Nah wasn't planning on a full snorkle job, that's why I put the lift on to try and avoid all that since the air inlets are as high as they are. Polaris was actually thinkin bout us on that one. I did run the belt exhaust up between the bed and cab as far as I could, so it's as high or higher than the side air inlets. I just used a 3" to 2" rubber reducer and did pvc the rest of the way up cause I really didn't want to drill holes and bring it up behind the seat, plus if I ever have to put it back stock for warranty work they can't say HEY you had this snorkled.

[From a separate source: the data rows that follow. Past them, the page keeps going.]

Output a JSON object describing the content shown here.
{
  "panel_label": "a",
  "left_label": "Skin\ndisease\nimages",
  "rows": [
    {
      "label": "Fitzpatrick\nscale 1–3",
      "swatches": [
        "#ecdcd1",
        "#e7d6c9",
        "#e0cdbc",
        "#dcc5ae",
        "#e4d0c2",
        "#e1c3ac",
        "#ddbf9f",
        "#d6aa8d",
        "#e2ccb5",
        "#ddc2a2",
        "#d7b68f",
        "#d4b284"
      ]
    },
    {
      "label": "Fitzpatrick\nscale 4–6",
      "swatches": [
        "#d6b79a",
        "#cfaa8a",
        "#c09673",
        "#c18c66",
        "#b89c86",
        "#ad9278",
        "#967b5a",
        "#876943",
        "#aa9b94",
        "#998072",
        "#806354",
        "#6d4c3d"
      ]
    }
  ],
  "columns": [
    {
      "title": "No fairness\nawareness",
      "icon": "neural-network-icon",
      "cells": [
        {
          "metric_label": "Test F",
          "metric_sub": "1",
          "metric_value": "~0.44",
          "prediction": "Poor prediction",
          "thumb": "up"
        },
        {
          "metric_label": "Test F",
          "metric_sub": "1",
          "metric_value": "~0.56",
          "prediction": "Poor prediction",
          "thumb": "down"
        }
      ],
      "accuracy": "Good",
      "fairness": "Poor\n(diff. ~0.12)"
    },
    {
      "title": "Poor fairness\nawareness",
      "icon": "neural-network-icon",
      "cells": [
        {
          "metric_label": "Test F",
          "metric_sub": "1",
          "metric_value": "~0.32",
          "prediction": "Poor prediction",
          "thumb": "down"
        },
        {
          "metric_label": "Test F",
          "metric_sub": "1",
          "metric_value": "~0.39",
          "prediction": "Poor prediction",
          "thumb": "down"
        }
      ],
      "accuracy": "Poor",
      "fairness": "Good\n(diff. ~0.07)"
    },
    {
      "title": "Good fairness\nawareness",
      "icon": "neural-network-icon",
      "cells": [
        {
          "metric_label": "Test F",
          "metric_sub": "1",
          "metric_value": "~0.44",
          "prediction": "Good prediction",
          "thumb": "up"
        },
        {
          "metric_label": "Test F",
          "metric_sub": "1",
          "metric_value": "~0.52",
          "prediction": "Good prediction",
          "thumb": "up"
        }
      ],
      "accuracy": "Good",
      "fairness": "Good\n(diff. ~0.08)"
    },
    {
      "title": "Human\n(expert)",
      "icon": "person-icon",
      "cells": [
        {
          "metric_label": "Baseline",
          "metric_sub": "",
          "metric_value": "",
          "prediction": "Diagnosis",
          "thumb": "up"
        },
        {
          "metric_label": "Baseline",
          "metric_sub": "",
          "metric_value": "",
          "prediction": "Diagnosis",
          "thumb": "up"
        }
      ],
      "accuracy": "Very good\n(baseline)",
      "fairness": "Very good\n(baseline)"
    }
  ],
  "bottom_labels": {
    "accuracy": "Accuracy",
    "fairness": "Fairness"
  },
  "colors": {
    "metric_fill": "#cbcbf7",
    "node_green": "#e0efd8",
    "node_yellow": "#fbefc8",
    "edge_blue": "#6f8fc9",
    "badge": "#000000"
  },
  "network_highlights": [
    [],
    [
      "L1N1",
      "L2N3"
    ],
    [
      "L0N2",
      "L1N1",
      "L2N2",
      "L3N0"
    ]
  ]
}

As far as the diffs go I'm gonna steal an idea from my kitty, the kitties have an accordian type deal that lets them breathe without having to run the hoses up which is actually a VERY good design so that's what I'm gonna do with them. I'm still trying to figure out how in the heck I'm gonna seal up this fuse box, I'm not gonna leave it like it is that's for sure, I mean it's just wide open all the way around with NO kind of gasket or ANYTHING to seal it up, my kitty actually has a rubber gasket in it like some of the wire connectors and I just tie wrap it to make sure it is sealed good.. Bad Polaris design for sure. I can't figure out why they took all the intakes up high on the sides to keep water out and just dropped the ball on the fuse box. All I know is I GOT to seal it up some how, I DO NOT want water getting in there. I don't have a clutch puller for this thing yet so getting to the back of the cv cover is still up in the air. And thanks for the heads up on the duckbill I missed that one !!!


----------



## Johnnypantz

If you guys decide to snorkel these 900s, they are super easy. I've had my hands on two so far, and much easier than the 800s.


----------



## JPs300

Looks sweet man, good luck with it.


----------



## phreebsd

good looking ride


----------



## J2!

Added a few pics since it's finally done. Got the plates for the bed, they were suppose to say Ranger, but I thought these looked cool. They were cut out for the 800 though, got some more coming to fit my bed. Pics really don't do the light justice, will get a short video clip soon showing the diffrence. Was awsome having alot of light at Mud Nats, best money I spent on it yet. LOL


----------



## Cal3bCart3r

Good lord!! I kno those duallys are bright with tht many!


----------



## Polaris425

looks awesome! :rockn: still really diggin that blue too


----------



## Atchley

That thing is freaking sick! I want more pics and a video!!!


----------



## gpinjason

Sweet Ranger... I'm about to buy a 900 XP.. this thing is gonna get me in trouble... LOL


----------